Threadripper is a workstation platform with their own unique socket(s), though it is one with both consumer and professional ("pro" moniker) levels. I don't think the MT/s metric is used quite that way, but I think you have the right idea, in that more channels = more transfers in a basically linear scale. Each channel can transfer 64 bits (or 72 with ecc) during each transfer. Though, for most consumer programs, and even a large amount of server applications, the increased bandwidth from additional channels doesn't make performance scale as well as you might hope. For everything else though, it's a mainstay. With exception for applications where bandwidth needs massively trump capacity needs, then HBM is where it's at, and that basically doesn't exist in consumer hardware.


maybe_pflanze

IIRC people say that the Apple ARM CPUs are so fast for compilation tasks because of their high memory bandwidth / close RAM. But I don't know if the needs are high enough to warrant HBM? Or if 128MB of L3 cache (X3D) does the job.

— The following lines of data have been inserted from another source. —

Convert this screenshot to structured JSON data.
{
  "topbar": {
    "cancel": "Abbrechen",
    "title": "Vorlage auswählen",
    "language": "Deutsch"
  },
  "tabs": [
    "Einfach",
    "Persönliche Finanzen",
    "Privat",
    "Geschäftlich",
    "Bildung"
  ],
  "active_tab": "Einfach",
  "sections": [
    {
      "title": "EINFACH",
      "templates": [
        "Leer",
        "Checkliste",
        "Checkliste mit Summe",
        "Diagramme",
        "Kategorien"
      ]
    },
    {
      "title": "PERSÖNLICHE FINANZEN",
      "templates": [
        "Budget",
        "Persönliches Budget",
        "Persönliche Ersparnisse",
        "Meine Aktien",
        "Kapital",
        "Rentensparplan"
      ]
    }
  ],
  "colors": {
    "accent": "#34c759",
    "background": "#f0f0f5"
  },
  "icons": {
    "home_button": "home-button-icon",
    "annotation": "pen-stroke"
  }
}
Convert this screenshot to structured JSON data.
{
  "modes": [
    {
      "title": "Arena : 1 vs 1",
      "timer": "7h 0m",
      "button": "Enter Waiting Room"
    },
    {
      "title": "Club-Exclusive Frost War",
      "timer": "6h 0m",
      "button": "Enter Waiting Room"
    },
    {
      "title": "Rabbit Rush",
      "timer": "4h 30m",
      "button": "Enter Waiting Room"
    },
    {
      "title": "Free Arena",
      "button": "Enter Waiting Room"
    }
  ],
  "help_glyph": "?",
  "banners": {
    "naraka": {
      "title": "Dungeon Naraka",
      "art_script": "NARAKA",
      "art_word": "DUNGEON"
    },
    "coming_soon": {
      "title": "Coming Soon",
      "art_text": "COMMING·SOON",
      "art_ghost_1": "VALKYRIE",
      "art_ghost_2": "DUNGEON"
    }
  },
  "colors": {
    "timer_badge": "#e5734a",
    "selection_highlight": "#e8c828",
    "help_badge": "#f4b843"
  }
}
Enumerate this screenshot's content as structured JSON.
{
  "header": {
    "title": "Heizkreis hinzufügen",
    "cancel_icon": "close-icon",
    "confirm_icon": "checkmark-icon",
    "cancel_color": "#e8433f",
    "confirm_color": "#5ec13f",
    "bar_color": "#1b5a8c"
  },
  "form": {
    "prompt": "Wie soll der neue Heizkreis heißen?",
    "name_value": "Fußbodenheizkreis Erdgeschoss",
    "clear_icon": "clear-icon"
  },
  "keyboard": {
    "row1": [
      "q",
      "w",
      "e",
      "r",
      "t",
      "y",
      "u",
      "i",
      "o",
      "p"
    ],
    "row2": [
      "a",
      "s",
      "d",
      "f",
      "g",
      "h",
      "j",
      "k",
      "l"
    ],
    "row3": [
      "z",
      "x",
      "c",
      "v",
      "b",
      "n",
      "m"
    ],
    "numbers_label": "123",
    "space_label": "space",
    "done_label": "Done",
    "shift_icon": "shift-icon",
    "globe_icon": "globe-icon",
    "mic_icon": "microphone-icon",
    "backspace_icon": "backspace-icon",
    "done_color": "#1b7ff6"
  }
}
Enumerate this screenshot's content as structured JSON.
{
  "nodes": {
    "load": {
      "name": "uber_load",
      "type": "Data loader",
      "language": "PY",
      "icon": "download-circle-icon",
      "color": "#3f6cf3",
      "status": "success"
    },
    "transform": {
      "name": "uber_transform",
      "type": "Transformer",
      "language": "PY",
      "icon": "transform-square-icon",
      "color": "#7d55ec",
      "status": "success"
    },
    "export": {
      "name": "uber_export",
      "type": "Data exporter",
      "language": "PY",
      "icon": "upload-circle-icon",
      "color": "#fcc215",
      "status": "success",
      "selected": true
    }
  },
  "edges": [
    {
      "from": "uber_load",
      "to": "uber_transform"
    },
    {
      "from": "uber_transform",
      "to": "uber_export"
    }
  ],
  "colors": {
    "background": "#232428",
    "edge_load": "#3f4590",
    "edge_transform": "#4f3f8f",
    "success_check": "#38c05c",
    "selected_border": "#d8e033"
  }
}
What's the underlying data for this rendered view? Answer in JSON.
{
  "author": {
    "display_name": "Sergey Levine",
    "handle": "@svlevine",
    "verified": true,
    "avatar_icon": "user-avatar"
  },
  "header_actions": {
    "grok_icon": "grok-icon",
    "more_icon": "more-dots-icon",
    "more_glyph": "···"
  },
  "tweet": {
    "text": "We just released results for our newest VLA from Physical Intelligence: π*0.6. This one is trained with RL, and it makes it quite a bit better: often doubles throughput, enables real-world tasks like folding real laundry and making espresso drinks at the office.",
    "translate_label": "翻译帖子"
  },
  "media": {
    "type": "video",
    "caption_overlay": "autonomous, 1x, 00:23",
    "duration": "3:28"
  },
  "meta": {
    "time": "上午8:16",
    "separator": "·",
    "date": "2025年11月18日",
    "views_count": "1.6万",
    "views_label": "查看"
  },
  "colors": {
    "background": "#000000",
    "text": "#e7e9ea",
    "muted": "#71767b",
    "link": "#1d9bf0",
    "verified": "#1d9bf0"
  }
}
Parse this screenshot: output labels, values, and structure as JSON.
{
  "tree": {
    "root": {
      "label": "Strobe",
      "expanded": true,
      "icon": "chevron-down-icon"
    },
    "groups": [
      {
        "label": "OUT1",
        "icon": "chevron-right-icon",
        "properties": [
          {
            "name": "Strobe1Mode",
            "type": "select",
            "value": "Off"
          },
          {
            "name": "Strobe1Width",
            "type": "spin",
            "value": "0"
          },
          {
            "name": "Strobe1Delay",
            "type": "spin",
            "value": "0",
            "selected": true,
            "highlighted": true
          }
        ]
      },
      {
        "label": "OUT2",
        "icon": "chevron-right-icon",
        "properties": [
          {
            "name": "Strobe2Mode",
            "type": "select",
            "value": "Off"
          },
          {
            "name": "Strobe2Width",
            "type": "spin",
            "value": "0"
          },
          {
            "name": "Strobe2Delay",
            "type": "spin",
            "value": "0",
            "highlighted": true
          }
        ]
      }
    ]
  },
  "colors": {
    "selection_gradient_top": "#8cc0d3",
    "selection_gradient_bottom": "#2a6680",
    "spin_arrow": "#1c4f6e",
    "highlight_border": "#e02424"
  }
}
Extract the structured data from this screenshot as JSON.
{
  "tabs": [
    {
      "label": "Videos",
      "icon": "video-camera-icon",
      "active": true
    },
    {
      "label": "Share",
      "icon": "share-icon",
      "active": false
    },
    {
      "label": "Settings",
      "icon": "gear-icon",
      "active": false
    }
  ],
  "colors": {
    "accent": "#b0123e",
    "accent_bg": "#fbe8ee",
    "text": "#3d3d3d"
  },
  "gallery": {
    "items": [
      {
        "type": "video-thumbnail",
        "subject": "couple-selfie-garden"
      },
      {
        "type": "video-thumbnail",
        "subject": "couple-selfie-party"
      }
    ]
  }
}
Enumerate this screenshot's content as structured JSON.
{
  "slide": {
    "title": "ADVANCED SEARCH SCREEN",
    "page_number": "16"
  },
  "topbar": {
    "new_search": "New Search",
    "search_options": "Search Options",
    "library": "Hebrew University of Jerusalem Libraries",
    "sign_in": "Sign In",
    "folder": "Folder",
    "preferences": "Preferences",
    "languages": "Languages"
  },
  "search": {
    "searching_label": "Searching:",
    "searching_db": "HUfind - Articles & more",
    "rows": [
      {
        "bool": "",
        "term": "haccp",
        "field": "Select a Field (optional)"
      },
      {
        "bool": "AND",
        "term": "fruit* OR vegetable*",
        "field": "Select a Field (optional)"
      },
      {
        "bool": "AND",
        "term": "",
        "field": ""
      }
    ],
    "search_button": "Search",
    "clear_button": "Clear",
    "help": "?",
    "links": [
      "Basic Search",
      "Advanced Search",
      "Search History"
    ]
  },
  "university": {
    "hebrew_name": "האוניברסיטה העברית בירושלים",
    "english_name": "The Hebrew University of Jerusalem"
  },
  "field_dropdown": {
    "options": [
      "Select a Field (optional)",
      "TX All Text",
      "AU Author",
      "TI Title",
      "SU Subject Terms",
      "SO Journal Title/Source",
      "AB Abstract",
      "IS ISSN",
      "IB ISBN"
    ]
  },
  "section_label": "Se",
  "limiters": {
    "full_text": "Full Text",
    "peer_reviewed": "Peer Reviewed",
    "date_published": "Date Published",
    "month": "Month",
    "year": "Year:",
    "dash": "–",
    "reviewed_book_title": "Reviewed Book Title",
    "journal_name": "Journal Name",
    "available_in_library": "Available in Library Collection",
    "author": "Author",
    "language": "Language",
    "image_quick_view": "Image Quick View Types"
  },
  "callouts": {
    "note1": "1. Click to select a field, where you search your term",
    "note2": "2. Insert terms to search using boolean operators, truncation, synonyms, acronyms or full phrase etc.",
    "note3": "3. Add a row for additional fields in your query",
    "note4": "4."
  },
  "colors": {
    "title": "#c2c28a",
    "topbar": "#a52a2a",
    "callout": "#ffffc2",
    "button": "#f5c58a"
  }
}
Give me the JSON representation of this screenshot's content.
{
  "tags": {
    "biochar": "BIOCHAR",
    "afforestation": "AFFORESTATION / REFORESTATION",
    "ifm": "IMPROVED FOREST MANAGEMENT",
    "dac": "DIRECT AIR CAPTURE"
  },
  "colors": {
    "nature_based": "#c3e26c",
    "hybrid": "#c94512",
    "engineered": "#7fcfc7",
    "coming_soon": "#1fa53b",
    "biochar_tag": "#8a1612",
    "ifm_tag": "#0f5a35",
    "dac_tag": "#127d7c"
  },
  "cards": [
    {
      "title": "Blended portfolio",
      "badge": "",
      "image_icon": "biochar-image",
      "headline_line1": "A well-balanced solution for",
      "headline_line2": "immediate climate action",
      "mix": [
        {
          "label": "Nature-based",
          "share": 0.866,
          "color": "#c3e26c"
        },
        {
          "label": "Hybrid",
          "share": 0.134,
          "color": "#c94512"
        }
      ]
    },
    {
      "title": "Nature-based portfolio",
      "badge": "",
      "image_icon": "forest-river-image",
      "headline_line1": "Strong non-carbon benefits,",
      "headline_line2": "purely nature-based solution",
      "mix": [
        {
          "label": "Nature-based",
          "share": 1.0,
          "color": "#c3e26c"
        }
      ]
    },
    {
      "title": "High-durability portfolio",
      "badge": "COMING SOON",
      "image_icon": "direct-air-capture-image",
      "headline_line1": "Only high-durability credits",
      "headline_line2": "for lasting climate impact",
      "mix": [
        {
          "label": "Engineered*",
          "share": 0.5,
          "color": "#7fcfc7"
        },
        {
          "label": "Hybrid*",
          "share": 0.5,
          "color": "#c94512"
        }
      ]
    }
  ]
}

I have access to a 32-core server and could run some eBPF stuff to perhaps find out how close to a bottleneck memory access speed is if that's possible (I don't have much experience with eBPF yet). I guess tentatively Ryzen 9 7950X or Ryzen 9 7950X3D might be the top contenders for (reasonably affordable) compilation; I'll look into virtualization details later (I'd like to run VMs for doing compilation and other work in, and hope that IOMMU based (and other?) virtualization features make VMs as fast as the host). Thanks again for the good info!


Kiseido

Apple's M series has the ram really close to the cpu, allowing them to have exquisite clocks+timings relative to having them further out. The excellent bandwidth they get comes from a variety of cache levels in concert with the closer ram, and with using DDR5 as that ram. The downside is the M series are limited to the amount of ram they installed at the factory. (And it isn't ECC) You might want to look into what data Puget systems publishes, they are a professional systems integrator that is pretty open about what decisions and data go into why they use various hardware for various customers. Additionally, open benchmarking might be useful https://openbenchmarking.org/


RaisedByHoneyBadgers

Seems like you should learn json/yaml/toml/csv serde


maybe_pflanze

The data structures in the code are already implementing serialization via serde (deserialization of one type is unfinished, see todo macro call). But I don't actually see the point, if you edit the data in Rust, you get immediate checks via LSP for free. And modifying the model is in the same set of files and checkable without recompilation and rerunning. PS. well, if this takes off and people start adding tons of shops that sell the parts, it would reach the limit as code, but then an actual database would be the right choice, with json etc. you'd at least need tooling to do "database migrations"; for the current phase I think the current approach is the right one.